Une institution aux compétences limitées

La CJR ne peut, en effet, pas juger les infractions qui auraient été commises par un ministre, sans lien avec les attributs de son poste. De même, les complices présumés d’un ministre mis en cause devant la CJR sont poursuivis devant les juridictions ordinaires. C’est cette double procédure qui peut diviser les affaires en deux volets : ministériel devant la CJR et non ministériel devant une juridiction ordinaire.

Une institution jugée laxiste

Les critiques fusent à l’égard de la CJR. Elle est jugée lente, incohérente et parfois-même trop laxiste face aux justiciables des plus hautes sphères. Pour cause, depuis sa création, elle a jugé une dizaine de personnes dont quatre au moins ont été relaxés, les autres étant condamnés à des peines de sursis ou déclarés coupables mais dispensés de peines.

Une clémence présente dès les débuts de la CJR. Son premier procès, en 1999, portait sur l’affaire du sang contaminé. Il appelait à la barre l’ancien premier ministre, Laurent Fabius, et l’ancienne ministre des Affaires sociales, Georgina Dufoix, tous deux relaxés.

Au fil des années, la liste s'est allongée. Le 16 mai 2000, Ségolène Royal avait été relaxée dans une affaire de diffamation l'opposant à des enseignants, remontant à 1997, alors qu'elle était ministre déléguée à l'Enseignement scolaire.

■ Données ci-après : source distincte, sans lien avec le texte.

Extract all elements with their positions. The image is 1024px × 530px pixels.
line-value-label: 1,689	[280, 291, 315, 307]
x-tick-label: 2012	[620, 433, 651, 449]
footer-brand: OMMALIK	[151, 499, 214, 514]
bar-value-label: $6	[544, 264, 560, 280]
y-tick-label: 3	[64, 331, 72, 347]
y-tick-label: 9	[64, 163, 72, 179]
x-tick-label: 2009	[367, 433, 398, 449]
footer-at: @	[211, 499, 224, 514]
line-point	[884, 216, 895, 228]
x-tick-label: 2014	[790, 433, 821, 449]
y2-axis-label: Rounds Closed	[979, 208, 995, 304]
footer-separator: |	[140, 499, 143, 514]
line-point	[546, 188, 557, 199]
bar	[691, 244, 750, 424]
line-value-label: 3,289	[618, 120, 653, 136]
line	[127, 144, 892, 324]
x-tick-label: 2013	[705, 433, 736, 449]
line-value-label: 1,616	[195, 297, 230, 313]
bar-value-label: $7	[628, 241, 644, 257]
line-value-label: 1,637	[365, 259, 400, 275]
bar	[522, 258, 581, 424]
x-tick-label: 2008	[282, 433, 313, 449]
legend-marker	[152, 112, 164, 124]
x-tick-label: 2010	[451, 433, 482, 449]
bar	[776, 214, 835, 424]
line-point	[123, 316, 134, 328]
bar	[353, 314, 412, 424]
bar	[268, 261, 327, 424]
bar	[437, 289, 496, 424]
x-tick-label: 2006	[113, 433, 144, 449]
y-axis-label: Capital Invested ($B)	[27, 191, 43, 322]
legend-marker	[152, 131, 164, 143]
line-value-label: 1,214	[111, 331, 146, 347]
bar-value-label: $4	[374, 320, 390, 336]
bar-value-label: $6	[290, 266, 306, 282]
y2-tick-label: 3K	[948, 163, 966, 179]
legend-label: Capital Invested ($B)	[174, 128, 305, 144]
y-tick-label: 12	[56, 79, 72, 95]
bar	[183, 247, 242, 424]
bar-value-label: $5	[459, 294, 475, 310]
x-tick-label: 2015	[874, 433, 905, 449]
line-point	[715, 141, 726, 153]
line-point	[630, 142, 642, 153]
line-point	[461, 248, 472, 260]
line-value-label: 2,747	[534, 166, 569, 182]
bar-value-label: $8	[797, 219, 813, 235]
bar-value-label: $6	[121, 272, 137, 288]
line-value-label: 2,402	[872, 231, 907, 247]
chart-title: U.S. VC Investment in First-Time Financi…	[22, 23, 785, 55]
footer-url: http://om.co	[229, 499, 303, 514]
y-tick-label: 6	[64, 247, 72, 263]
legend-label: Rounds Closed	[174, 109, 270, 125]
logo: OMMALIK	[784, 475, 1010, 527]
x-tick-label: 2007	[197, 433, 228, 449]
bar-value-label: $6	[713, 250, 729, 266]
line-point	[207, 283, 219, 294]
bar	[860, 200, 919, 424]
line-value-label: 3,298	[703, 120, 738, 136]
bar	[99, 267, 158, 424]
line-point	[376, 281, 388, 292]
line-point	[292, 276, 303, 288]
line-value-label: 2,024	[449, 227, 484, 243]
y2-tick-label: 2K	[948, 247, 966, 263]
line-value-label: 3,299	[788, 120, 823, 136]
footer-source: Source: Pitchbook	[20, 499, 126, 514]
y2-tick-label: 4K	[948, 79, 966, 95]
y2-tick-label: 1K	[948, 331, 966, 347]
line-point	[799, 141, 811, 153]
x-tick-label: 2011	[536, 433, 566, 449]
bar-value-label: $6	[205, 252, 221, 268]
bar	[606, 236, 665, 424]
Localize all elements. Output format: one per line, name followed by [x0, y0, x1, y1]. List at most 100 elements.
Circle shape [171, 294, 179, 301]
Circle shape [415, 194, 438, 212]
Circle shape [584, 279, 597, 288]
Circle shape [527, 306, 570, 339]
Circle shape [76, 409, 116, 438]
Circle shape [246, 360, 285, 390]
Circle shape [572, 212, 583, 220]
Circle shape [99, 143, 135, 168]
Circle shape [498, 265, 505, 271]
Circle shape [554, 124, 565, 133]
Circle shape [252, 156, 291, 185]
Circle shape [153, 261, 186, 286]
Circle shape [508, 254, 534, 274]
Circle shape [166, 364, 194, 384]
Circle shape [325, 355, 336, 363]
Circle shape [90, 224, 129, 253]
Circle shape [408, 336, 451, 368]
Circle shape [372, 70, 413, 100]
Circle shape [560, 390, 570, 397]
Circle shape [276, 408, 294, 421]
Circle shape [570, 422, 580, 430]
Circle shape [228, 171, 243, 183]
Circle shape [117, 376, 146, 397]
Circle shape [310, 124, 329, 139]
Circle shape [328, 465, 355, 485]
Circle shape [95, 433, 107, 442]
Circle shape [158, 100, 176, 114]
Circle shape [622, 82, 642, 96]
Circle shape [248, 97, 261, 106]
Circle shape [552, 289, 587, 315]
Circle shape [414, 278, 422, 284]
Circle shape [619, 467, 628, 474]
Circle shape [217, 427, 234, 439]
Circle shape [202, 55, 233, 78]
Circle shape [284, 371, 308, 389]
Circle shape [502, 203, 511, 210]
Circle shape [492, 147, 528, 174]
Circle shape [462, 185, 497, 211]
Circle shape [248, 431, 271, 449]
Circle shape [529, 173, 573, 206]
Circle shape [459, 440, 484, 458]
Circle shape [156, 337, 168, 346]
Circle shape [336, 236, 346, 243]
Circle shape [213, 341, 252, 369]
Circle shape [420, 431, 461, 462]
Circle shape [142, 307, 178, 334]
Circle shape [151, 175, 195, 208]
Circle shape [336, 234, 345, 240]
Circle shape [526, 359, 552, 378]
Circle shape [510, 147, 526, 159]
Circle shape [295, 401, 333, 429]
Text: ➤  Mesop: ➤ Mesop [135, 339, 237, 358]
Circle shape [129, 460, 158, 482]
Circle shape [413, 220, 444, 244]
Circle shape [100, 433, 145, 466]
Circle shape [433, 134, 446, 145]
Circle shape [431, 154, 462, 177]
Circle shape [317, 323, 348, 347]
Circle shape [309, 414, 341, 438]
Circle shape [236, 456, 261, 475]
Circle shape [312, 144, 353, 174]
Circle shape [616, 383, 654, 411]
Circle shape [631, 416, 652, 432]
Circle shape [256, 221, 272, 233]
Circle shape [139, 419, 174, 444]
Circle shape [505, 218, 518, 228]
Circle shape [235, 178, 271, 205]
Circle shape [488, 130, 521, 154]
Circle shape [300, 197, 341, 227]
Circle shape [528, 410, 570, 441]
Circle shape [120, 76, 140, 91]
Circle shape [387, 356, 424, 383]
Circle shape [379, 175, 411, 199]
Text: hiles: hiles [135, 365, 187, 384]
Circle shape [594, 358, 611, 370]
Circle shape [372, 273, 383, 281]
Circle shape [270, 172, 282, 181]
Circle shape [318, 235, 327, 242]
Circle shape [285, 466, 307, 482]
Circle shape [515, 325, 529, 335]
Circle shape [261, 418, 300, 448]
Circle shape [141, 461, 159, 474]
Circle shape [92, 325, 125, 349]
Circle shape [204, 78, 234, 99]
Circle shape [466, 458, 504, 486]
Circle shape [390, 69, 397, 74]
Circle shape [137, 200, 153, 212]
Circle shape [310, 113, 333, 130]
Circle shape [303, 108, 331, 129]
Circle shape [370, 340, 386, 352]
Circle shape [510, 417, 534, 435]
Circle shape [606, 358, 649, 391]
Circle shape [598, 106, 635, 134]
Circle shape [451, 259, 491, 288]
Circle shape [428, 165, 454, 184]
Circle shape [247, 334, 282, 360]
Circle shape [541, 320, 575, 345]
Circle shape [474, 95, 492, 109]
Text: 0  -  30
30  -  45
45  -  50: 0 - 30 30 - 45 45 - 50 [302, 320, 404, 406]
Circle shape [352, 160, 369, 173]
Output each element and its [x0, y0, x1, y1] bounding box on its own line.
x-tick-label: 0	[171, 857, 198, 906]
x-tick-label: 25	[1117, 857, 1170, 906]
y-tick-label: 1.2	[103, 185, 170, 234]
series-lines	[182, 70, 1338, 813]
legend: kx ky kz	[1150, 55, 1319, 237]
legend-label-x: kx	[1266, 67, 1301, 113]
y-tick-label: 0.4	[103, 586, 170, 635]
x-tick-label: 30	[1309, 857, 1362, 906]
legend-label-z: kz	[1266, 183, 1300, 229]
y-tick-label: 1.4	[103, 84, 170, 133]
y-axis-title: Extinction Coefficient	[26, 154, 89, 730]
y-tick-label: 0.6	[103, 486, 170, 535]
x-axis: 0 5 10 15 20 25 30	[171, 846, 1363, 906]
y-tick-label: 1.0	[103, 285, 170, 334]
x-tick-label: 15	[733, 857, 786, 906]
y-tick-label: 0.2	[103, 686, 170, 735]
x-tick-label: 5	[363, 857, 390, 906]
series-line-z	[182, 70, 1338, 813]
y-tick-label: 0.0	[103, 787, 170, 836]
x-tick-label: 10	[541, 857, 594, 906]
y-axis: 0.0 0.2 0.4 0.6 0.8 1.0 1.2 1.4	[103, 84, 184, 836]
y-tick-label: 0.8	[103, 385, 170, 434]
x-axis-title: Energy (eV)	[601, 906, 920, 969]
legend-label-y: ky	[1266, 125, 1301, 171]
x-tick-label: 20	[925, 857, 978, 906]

Le 30 avril 2010, Charles Pasqua, ancien ministre de l'Intérieur, avait été condamné à un an de prison avec sursis pour complicité d'abus de biens sociaux dans les années 1990 et relaxé dans deux autres affaires. En décembre 2016, l'ancienne ministre de l'Economie et des Finances, Christine Lagarde, avait été reconnue coupable de "négligence" dans l’affaire de l’arbitrage favorable à Bernard Tapie neuf ans plus tôt, mais la Cour avait choisi de la dispenser de peine. Jean-Jacques Urvoas est finalement le premier ministre de la Justice condamné par la CJR pour "violation du secret professionnel".

Une institution qui dev(r)ait disparaître

François Hollande comme Emmanuel Macron avaient promis de supprimer la CJR. L’actuel président de la République précisait, en 2018 pour l’ouverture solennelle de la Cour de Cassation, que “la Cour de justice de la République ne (remplissait) plus la fonction essentielle de traiter de la responsabilité des ministres”. Six mois plus tôt, il estimait que “les ministres (devaient) devenir comptables des actes accomplis dans leurs fonctions ordinaires”.

Malgré les intentions, la suppression de la CJR demeure complexe. En effet, elle nécessite une modification de la Constitution, votée dans les mêmes termes par le Sénat et l’Assemblée puis par au moins trois cinquièmes des parlementaires réunis en Congrès à Versailles.

En juillet 2019, la professeure de droit public, Cécile Guérin-Bargues, estimait dans une tribune publié dans Le Monde, que “l’existence même de la Cour de justice de la République (devait) être remise en question”.

Enfin, un article du projet de révision constitutionnelle d’août 2019 prévoyait que "les membres du gouvernement" soient "responsables, dans les conditions de droit commun, des actes qui ne se rattachent pas directement à l’exercice de leurs attributions, y compris lorsqu’ils ont été accomplis à l’occasion de l’exercice de leurs fonctions ". Le texte précisait que "leur responsabilité ne peut être mise en cause à raison de leur inaction que si le choix de ne pas agir leur est directement et personnellement imputable". Les membres du gouvernement seraient, le cas échéant, "poursuivis et jugés devant les formations compétentes, composées de magistrats professionnels, de la Cour d’appel de Paris”. Pour l'heure, la CJR demeure et continue de faire débat.